Abramenko dimostra anche di essere piuttosto permeabile alle suggestioni di genere, ma sempre nell’ottica di una citazione, del prendere qualcosa che funziona e declinarlo a suo uso e consumo. L’ospite dell’Orbit, l’alieno simbionte che si libera dal corpo di Konstantin, ha un’estetica che assomiglia molto a quella del marziano Calvin di Life, tanto da far fantasticare su un possibile legame – anche solo spirituale - tra i due film. In alcuni momenti il regista mutua anche qualche frammento da un cinema horror consolidato, un genere nel quale la creatura lascia il corpo che possiede se questo si trova in fin di vita.
Anche qui, però, Abramenko si limita a citare, a raccogliere le cose migliori che ha visto in cerca di una sua indipendenza che poi trova. Nei fatti si rivolge a un immaginario piuttosto consolidato, a quelli che potrebbero essere interpretati come luoghi comuni del fanta-horror. Luoghi comuni che in realtà Sputnik cita – e usa - per costruire un terreno comune e per poi raccontare la sua personale storia. Ed è qui che il regista dimostra la sua cifra narrativa mettendo in chiaro dove vuole arrivare.
Punti di arrivo
Sputnik dà il suo meglio nell’intrecciare i comportamenti di Tatyana, Konstantin, il colonnello Semiradov e persino dell’alieno con il substrato politico e culturale dell’ambientazione scelta dal regista. La Russia è quella del 1983, prima di Gorbaciov, prima dei cambiamenti che culmineranno con la caduta del Muro di Berlino e che consegneranno alla storia un continente del tutto diverso. Una Russia comunista dove personalità sfaccettate come quelle di Konstantin e Tatyana vengono catalizzate dall’interazione con le necessità di un apparato sociale e politico che controlla ogni cosa.

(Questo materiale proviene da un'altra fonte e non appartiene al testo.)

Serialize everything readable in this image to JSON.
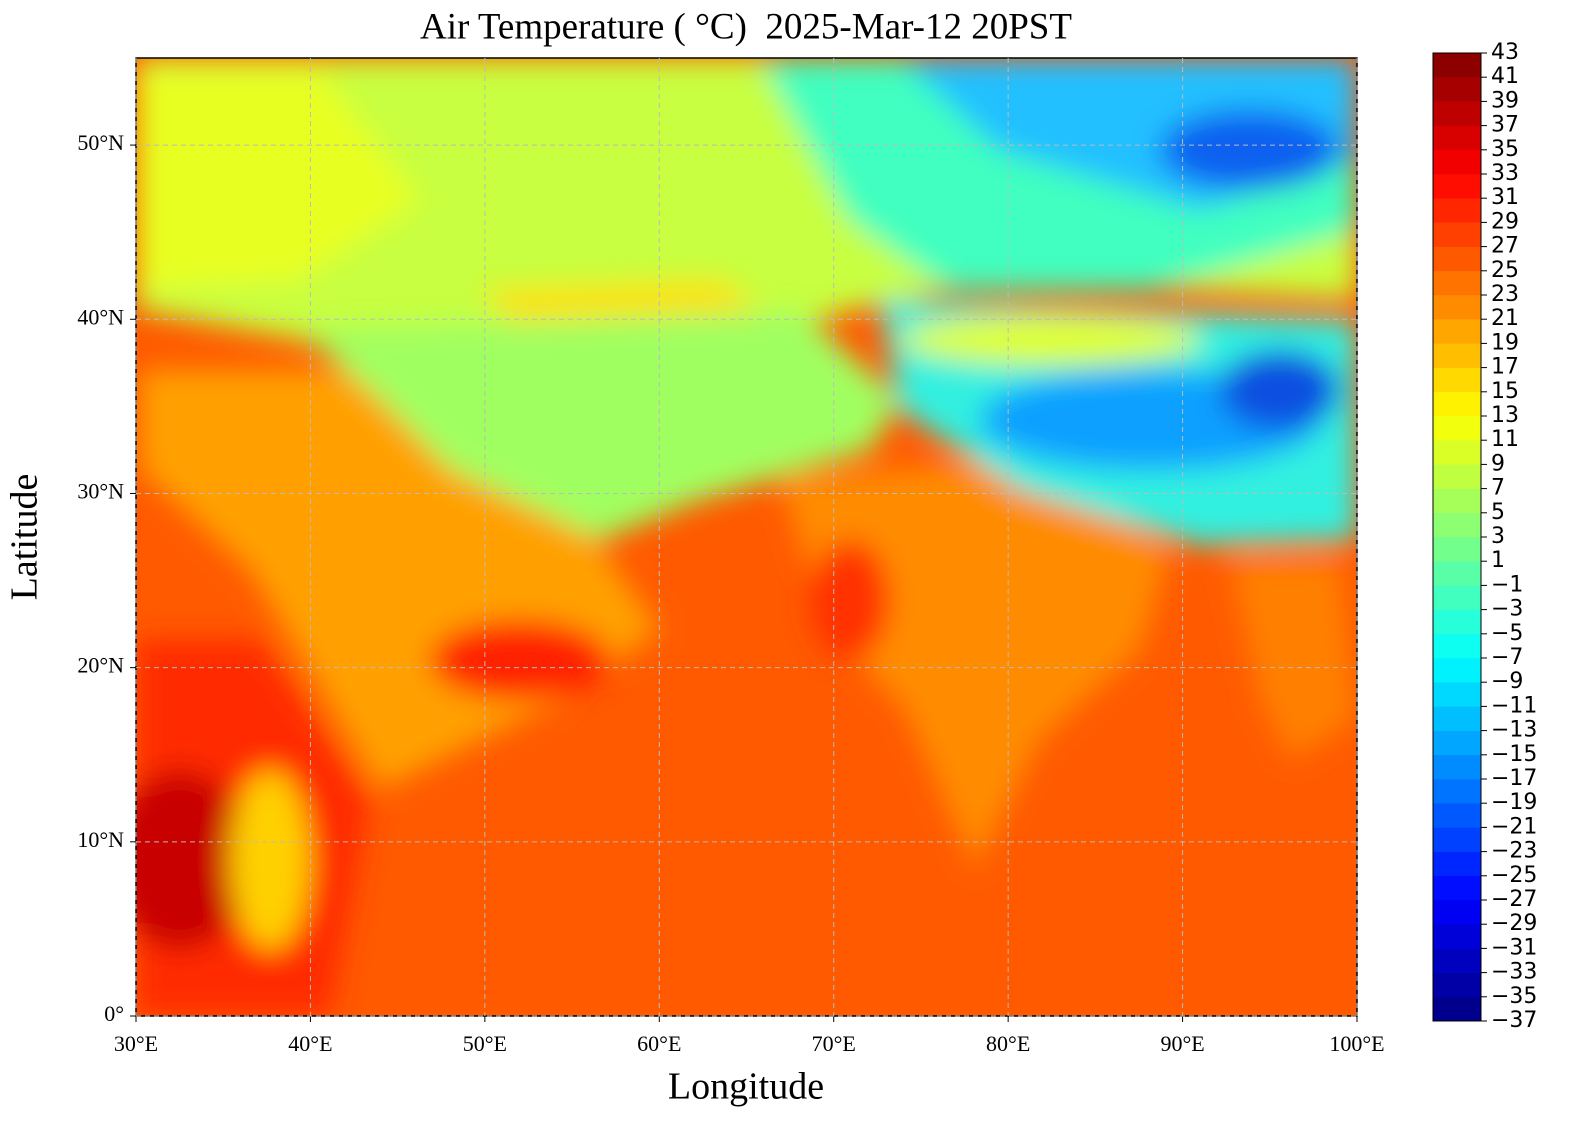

Così Konstantin vuole essere l’eroe a tutti i costi. Cerca e desidera una sua autonomia, una sua unicità, un suo essere eccezionale contro ogni logica. Anche per questo accetta la prigionia, anche per questo non si pone troppe domande. In qualche maniera, viene sedotto. Viene sedotto con promesse di gloria mai del tutto realizzate e mai esplicitate chiaramente, viene sedotto anche dal suo strano rapporto con l’ospite dell’Orbit-4, la creatura che vive dentro di lui.
Tatyana a suo modo è l’altra faccia di Konstantin. È una donna ribelle (che forse in parte mutua il carattere della Ripley di Alien). Una donna pronta ad andare contro il sistema, contro le regole, contro i suoi superiori pur di arrivare all’obiettivo. E l’obiettivo di Tatyana è quello di salvare vite, di curare traumi. Una missione, la sua. Una missione che in qualche maniera, forse, incarna il meglio del comunismo da guerra fredda. Un socialismo emotivo, mentale e psicologico che la spinge a cercare una soluzione ai problemi di Konstantin. Contro tutti e tutto.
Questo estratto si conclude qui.